Department of Visual and Media Arts faculty and staff members have found a way to ensure students under isolation or quarantine still have the critical supplies they need for their classes.

They have assembled kits of materials and arranged for them to be dropped off or mailed. The effort keeps students current with their classes while also upholding the experiential learning that is essential to students taking VMA classes, whether they are art majors or learning through their general education studies, said Merritt DeLano-Taylor, department chair.

"Kudos goes to the faculty. It was really great to see how they solved these problems," DeLano-Taylor said. "Like artists do, they created using the resources and situation that they are in."

A kit containing art supplies
This is an example of a kit that is delivered to VMA students.
Image Credit: Courtesy photo

The outreach also maintains a connection to students during fragmented times, DeLano-Taylor said. Jenna Stehouwer, department secretary, experienced the significance of that effort with the very first delivered package.

It was early in the semester and a sequestered student communicated with Virginia Jenkins, professor of drawing and foundations, about wanting to continue with her foundations coursework. The student's kit included a palette, cups for mixing paints and brushes.
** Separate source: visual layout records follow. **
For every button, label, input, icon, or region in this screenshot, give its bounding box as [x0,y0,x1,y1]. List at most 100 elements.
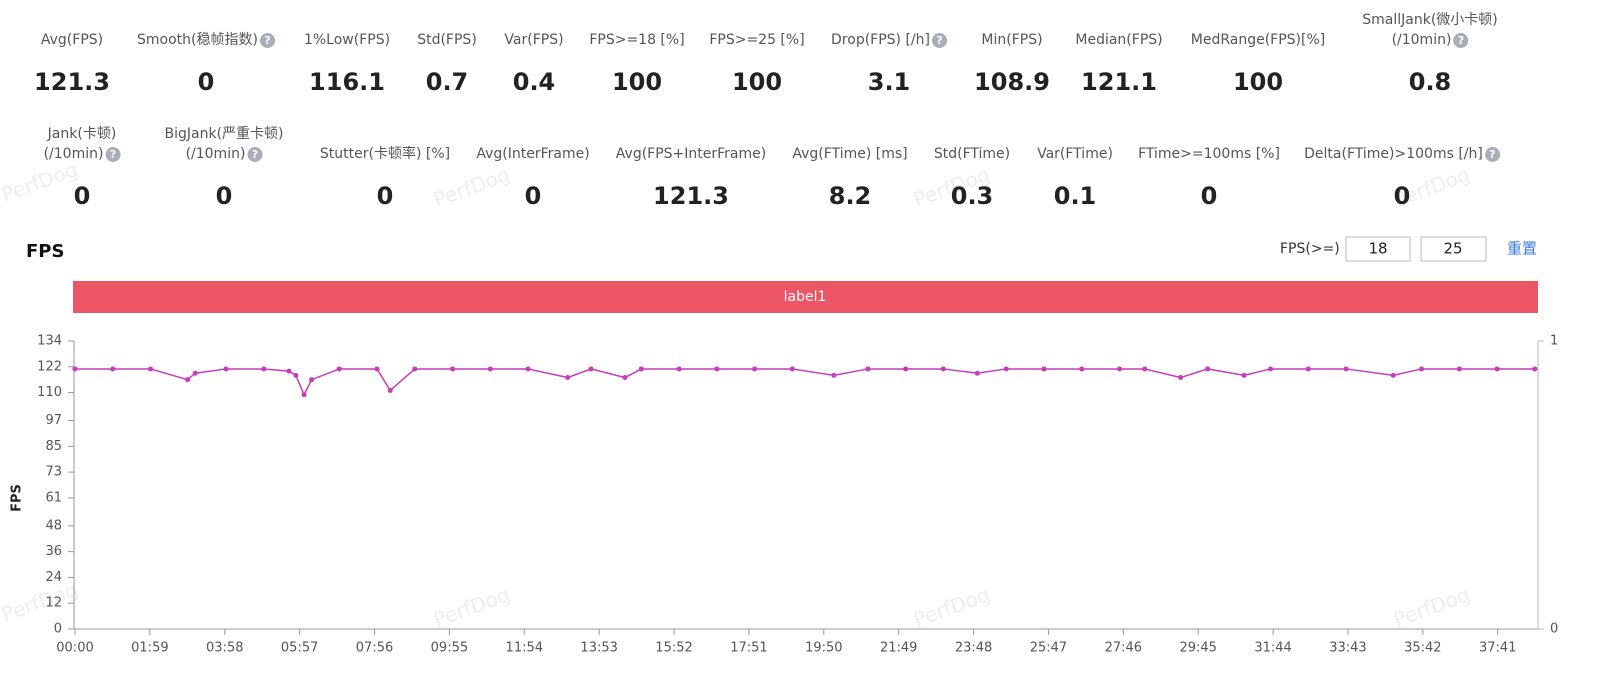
stat-value: 108.9 [974,68,1050,96]
fps-point [1305,366,1311,372]
fps-point [450,366,456,372]
x-tick-label: 23:48 [955,641,992,656]
stat-label: Jank(卡顿) (/10min)? [44,124,121,164]
stat-value: 0 [1393,182,1411,210]
stat-value: 121.3 [34,68,110,96]
stat-label: Delta(FTime)>100ms [/h]? [1304,144,1500,164]
y-tick-label: 73 [45,465,62,480]
stat-value: 0.7 [425,68,469,96]
stat-label: Var(FTime) [1037,146,1113,162]
y-tick-label: 61 [45,490,62,505]
help-icon[interactable]: ? [105,146,121,162]
x-tick-label: 19:50 [805,641,842,656]
x-tick-label: 00:00 [56,641,93,656]
x-tick-label: 29:45 [1179,641,1216,656]
fps-point [336,366,342,372]
fps-point [1268,366,1274,372]
x-tick-label: 03:58 [206,641,243,656]
fps-point [309,377,315,383]
x-tick-label: 01:59 [131,641,168,656]
fps-point [1343,366,1349,372]
fps-point [903,366,909,372]
threshold-value: 25 [1443,240,1462,258]
y2-tick-label: 0 [1550,622,1558,637]
fps-point [1241,372,1247,378]
stat-value: 100 [1232,68,1284,96]
stat-value: 0.1 [1053,182,1097,210]
stat-value: 121.3 [653,182,729,210]
y-tick-label: 134 [37,334,62,349]
fps-point [676,366,682,372]
stat-value: 0 [215,182,233,210]
fps-point [1532,366,1538,372]
fps-line [75,368,1535,397]
fps-point [1456,366,1462,372]
fps-point [622,375,628,381]
y-tick-label: 85 [45,439,62,454]
stat-value: 0 [197,68,215,96]
fps-point [1041,366,1047,372]
y-tick-label: 122 [37,359,62,374]
fps-point [185,377,191,383]
fps-point [72,366,78,372]
stat-value: 100 [731,68,783,96]
stat-label: Std(FPS) [417,32,477,48]
x-tick-label: 07:56 [356,641,393,656]
x-tick-label: 37:41 [1479,641,1516,656]
y-tick-label: 24 [45,570,62,585]
threshold-input[interactable] [1420,236,1487,262]
stat-value: 0 [73,182,91,210]
fps-point [387,387,393,393]
y-tick-label: 0 [54,622,62,637]
help-icon[interactable]: ? [259,32,275,48]
y-tick-label: 110 [37,385,62,400]
fps-point [865,366,871,372]
stat-value: 116.1 [309,68,385,96]
fps-point [261,366,267,372]
x-tick-label: 09:55 [431,641,468,656]
stat-value: 0.4 [512,68,556,96]
stat-label: Median(FPS) [1075,32,1163,48]
y-tick-label: 48 [45,518,62,533]
stat-label: MedRange(FPS)[%] [1190,32,1326,48]
y-axis-label: FPS [10,484,25,512]
fps-point [487,366,493,372]
help-icon[interactable]: ? [931,32,947,48]
stat-value: 100 [611,68,663,96]
stat-label: FPS>=25 [%] [709,32,805,48]
stat-label: Min(FPS) [981,32,1043,48]
x-tick-label: 33:43 [1329,641,1366,656]
stat-label: Drop(FPS) [/h]? [831,30,947,50]
x-tick-label: 13:53 [580,641,617,656]
y2-tick-label: 1 [1550,334,1558,349]
fps-point [192,370,198,376]
fps-point [148,366,154,372]
fps-point [588,366,594,372]
x-tick-label: 31:44 [1254,641,1291,656]
help-icon[interactable]: ? [247,146,263,162]
stat-value: 0.8 [1408,68,1452,96]
fps-point [1390,372,1396,378]
fps-point [638,366,644,372]
fps-point [1003,366,1009,372]
reset-link[interactable]: 重置 [1507,240,1537,258]
x-tick-label: 35:42 [1404,641,1441,656]
stat-label: BigJank(严重卡顿) (/10min)? [164,126,284,162]
threshold-input[interactable] [1345,236,1411,262]
stat-label: Avg(FTime) [ms] [792,146,908,162]
fps-point [940,366,946,372]
threshold-value: 18 [1368,240,1387,258]
x-tick-label: 25:47 [1030,641,1067,656]
stat-value: 0.3 [950,182,994,210]
help-icon[interactable]: ? [1484,146,1500,162]
stat-label: Std(FTime) [933,146,1011,162]
fps-point [374,366,380,372]
fps-point [1494,366,1500,372]
stat-label: Stutter(卡顿率) [%] [319,146,451,162]
help-icon[interactable]: ? [1453,32,1469,48]
fps-point [1419,366,1425,372]
fps-point [714,366,720,372]
stat-label: Avg(FPS+InterFrame) [615,146,767,162]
Stehouwer, who has arranged for delivery of many of the kits, worked with Housing and Residence Life to drop off the kit. The easy response would have been for the student to catch up upon returning, but those in the department wanted to do more, Stehouwer said.

The student recognized that intention. "She was over the moon. She was deeply moved that we would coordinate it let alone carry it out," Stehouwer said, adding, "Art is a hands-on discipline. It doesn't matter what course, we knew we would need to be catering to our students, whether they were working online or in isolation or quarantine."

Calder Fine Arts Center
The deliveries help students remain connected not only to their classes but also to VMA.
Image Credit: Kendra Stanley-Mills

Renee Zettle-Sterling, professor of sculpture, jewelry and metalsmithing and foundations, has also worked to provide students with needed supplies. One student needed materials to get going on a studio art project involving paper compositions.

Zettle-Sterling also dropped off a piece that a student needed to finish, communicating by phone and waving to the student through the door, which Zettle-Sterling noted was actually an unexpected bonding experience.

DeLano-Taylor said these types of experiences are inspiring.

"There is such volunteerism behind the effort, a sense of really wanting to help students who are in a really hard spot," DeLano-Taylor said.